Fostering that sense of community and culture at Pendulum is something she works at.
“One of the things I’m most proud of at Pendulum is our company culture and the fact that every person in there is not only super smart and amazing in their field, but also incredibly collaborative and wants to work together in teams and wants to help people,” she said. “That doesn’t happen by accident. And it’s something that takes daily work.”
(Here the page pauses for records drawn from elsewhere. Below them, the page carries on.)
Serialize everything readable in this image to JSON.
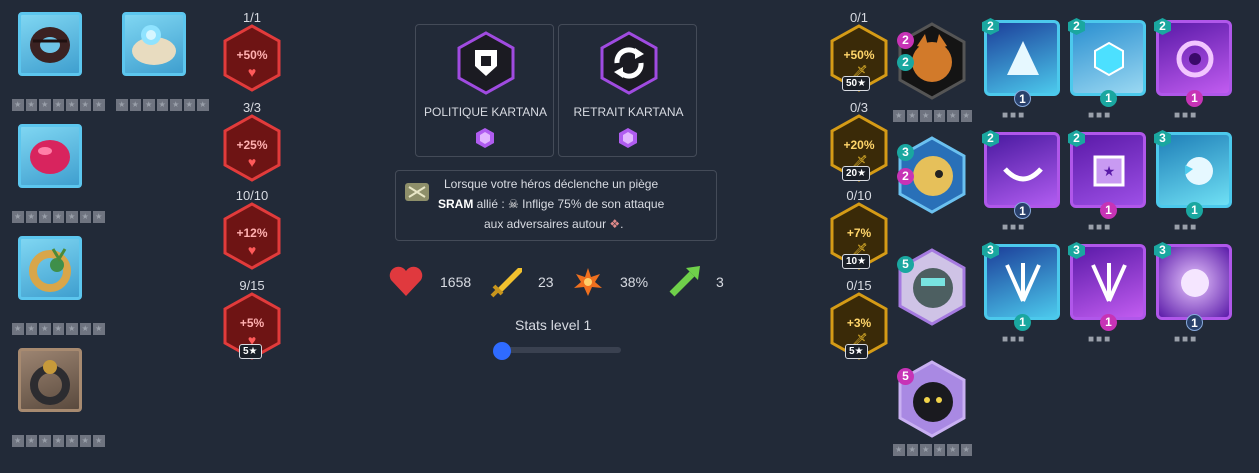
{
  "items": [
    {
      "name": "ring-dark",
      "frame": "blue"
    },
    {
      "name": "shell-spirit",
      "frame": "blue"
    },
    {
      "name": "ring-pink",
      "frame": "blue"
    },
    {
      "name": "ring-gold",
      "frame": "blue"
    },
    {
      "name": "ring-black",
      "frame": "bronze"
    }
  ],
  "red_boosts": [
    {
      "count": "1/1",
      "pct": "+50%"
    },
    {
      "count": "3/3",
      "pct": "+25%"
    },
    {
      "count": "10/10",
      "pct": "+12%"
    },
    {
      "count": "9/15",
      "pct": "+5%",
      "tag": "5★"
    }
  ],
  "cards": [
    {
      "label": "POLITIQUE KARTANA",
      "icon": "crest-icon"
    },
    {
      "label": "RETRAIT KARTANA",
      "icon": "refresh-icon"
    }
  ],
  "description": {
    "line1": "Lorsque votre héros déclenche un piège",
    "line2_bold": "SRAM",
    "line2_rest": " allié : ",
    "line2_tail": " Inflige 75% de son attaque",
    "line3": "aux adversaires autour ",
    "line3_end": "."
  },
  "stats": {
    "hp": "1658",
    "attack": "23",
    "crit": "38%",
    "range": "3",
    "level_label": "Stats level 1",
    "level_value": 1
  },
  "gold_boosts": [
    {
      "count": "0/1",
      "pct": "+50%",
      "tag": "50★"
    },
    {
      "count": "0/3",
      "pct": "+20%",
      "tag": "20★"
    },
    {
      "count": "0/10",
      "pct": "+7%",
      "tag": "10★"
    },
    {
      "count": "0/15",
      "pct": "+3%",
      "tag": "5★"
    }
  ],
  "champions": [
    {
      "name": "fox-rogue",
      "badge1": "2",
      "badge2": "2"
    },
    {
      "name": "blonde-pirate",
      "badge1": "3",
      "badge2": "2"
    },
    {
      "name": "goggle-knight",
      "badge1": "5"
    },
    {
      "name": "black-cat",
      "badge1": "5"
    }
  ],
  "spells": [
    {
      "rank": "2",
      "gem": "1"
    },
    {
      "rank": "2",
      "gem": "1"
    },
    {
      "rank": "2",
      "gem": "1"
    },
    {
      "rank": "2",
      "gem": "1"
    },
    {
      "rank": "2",
      "gem": "1"
    },
    {
      "rank": "3",
      "gem": "1"
    },
    {
      "rank": "3",
      "gem": "1"
    },
    {
      "rank": "3",
      "gem": "1"
    },
    {
      "rank": "3",
      "gem": "1"
    }
  ],
  "colors": {
    "bg": "#222a38",
    "red": "#e23b3b",
    "gold": "#d59b16",
    "blue": "#4cc9ec",
    "purple": "#a04be0"
  }
}
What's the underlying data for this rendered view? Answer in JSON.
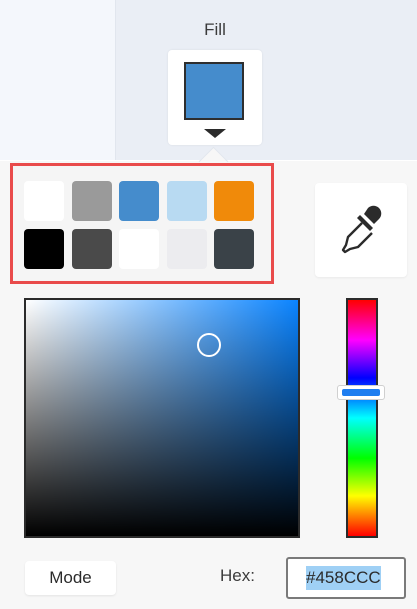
{
  "header": {
    "fill_label": "Fill",
    "fill_color": "#458CCC"
  },
  "swatches": [
    {
      "color": "#ffffff"
    },
    {
      "color": "#9a9a9a"
    },
    {
      "color": "#458CCC"
    },
    {
      "color": "#b8daf2"
    },
    {
      "color": "#f08a0a"
    },
    {
      "color": "#000000"
    },
    {
      "color": "#4a4a4a"
    },
    {
      "color": "#ffffff"
    },
    {
      "color": "#ececef"
    },
    {
      "color": "#3a4248"
    }
  ],
  "picker": {
    "hue_color": "#0b84ff",
    "hue_fraction": 0.39
  },
  "bottom": {
    "mode_label": "Mode",
    "hex_label": "Hex:",
    "hex_value": "#458CCC"
  },
  "icons": {
    "eyedropper": "eyedropper-icon",
    "caret": "caret-down-icon"
  }
}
Cutcliffe still maintains connections to BMB. Though Pickart died in 2006, Cutcliffe keeps in touch with some of the BMB faculty that made a difference for her and enjoys seeing them when she visits Baltimore.
She’s also involved with the Johns Hopkins Technology Ventures and their entrepreneurial and innovation programs, something she shared about in her the School of Public Health’s Donor Impact profile, Learning How To Let Go.
Cutcliffe also spoke with JHTV about how her science training at Johns Hopkins prepared her for entrepreneurship.
“I think it’s awesome that Hopkins is trying to create an infrastructure that allows students and postdocs to think about taking their ideas and translate them into products that can be commercialized,” she said. “That didn’t exist when I was there, and so I’m excited to be able to meet some of these really smart and innovative and brave entrepreneurs that are coming out of Hopkins.”
In fact, Cutcliffe recently signed The Hopkins Founders’ Pledge, a mutual commitment between select entrepreneur alumni and the university for founders to give back in the form of promised time and money and for Johns Hopkins to provide support, networks, and campus resources for those alumni.